Employing various classifiers with considering hyperparameter tuning for this data set shows that AdaBoostClassifier results in one of the highest performance measure with a fair computational expense.

## Evaluation Measures

In [None]:

scores = cross_validate(ADA, X, Y, cv=5, scoring=['accuracy','precision','recall','f1', 'roc_auc'], n_jobs = -1)
print('Measures using k-fold cross validation:\n')

print('accuracy of folds:', scores['test_accuracy'])
print('overall accuracy:',scores['test_accuracy'].mean())

print('\nprecision of folds:', scores['test_precision'])
print('overall precision:',scores['test_precision'].mean())

print('\nrecall of folds:', scores['test_recall'])
print('overall recall:',scores['test_recall'].mean())
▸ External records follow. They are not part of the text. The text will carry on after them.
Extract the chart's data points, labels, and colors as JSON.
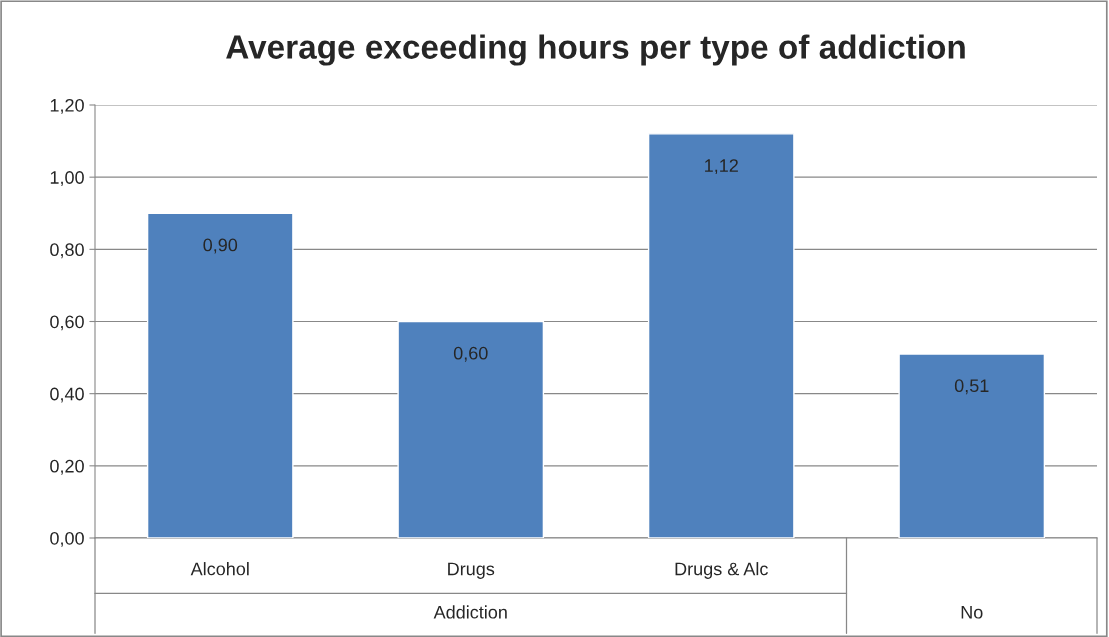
{
  "chart_data": {
    "type": "bar",
    "title": "Average exceeding hours per type of addiction",
    "categories": [
      "Alcohol",
      "Drugs",
      "Drugs & Alc",
      null
    ],
    "values": [
      0.9,
      0.6,
      1.12,
      0.51
    ],
    "value_labels": [
      "0,90",
      "0,60",
      "1,12",
      "0,51"
    ],
    "color": "#4f81bd",
    "annotations": [
      "Addiction",
      "No"
    ],
    "ylim": [
      0,
      1.2
    ],
    "yticks": [
      {
        "value": 0,
        "label": "0,00"
      },
      {
        "value": 0.2,
        "label": "0,20"
      },
      {
        "value": 0.4,
        "label": "0,40"
      },
      {
        "value": 0.6,
        "label": "0,60"
      },
      {
        "value": 0.8,
        "label": "0,80"
      },
      {
        "value": 1.0,
        "label": "1,00"
      },
      {
        "value": 1.2,
        "label": "1,20"
      }
    ],
    "grid": "y",
    "legend": false
  }
}
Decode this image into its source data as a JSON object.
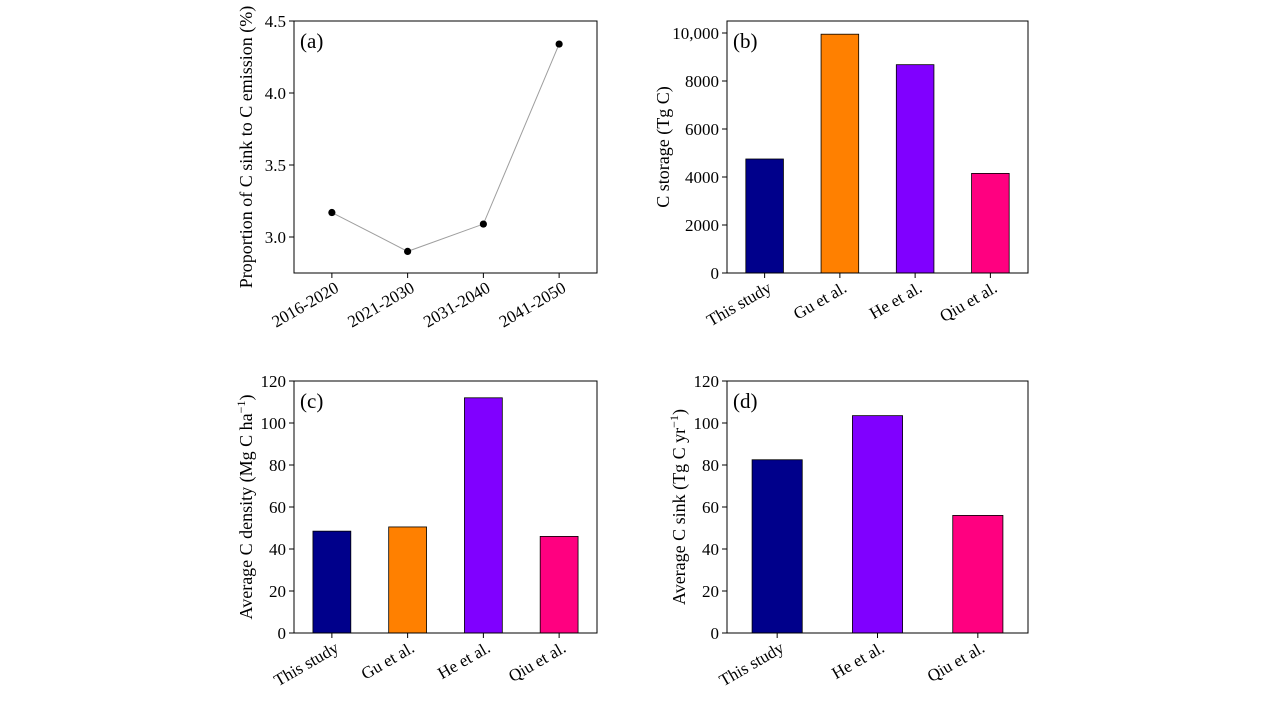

print('\nf1 of folds:', scores['test_f1'])
print('overall f1:',scores['test_f1'].mean())

print('\nroc_auc of folds:', scores['test_roc_auc'])
print('overall roc_auc:',scores['test_roc_auc'].mean())

We can also go through the typical train/test split.

In [None]:
X_train, X_test, Y_train, Y_test = train_test_split(X, Y, test_size=0.2, random_state=2) # 80% train, 20% test

ADA.fit(X_train,Y_train)
preds = ADA.predict(X_test)
print('Measures using Train/Test split:')
print('\naccuracy:', accuracy_score(Y_test, preds))
print('\nprecision:', precision_score(Y_test, preds))
print('\nrecall:', recall_score(Y_test, preds))
print('\nf1:', f1_score(Y_test, preds))
print('\nroc_auc_score:', roc_auc_score(Y_test, preds))
print('\nconfusion matrix:\n', confusion_matrix(Y_test, preds))

plot_roc_curve(ADA, X_test, Y_test)

plt.show()

The ROC curve above implies that the ratio TP rate/FP rate is fairly good.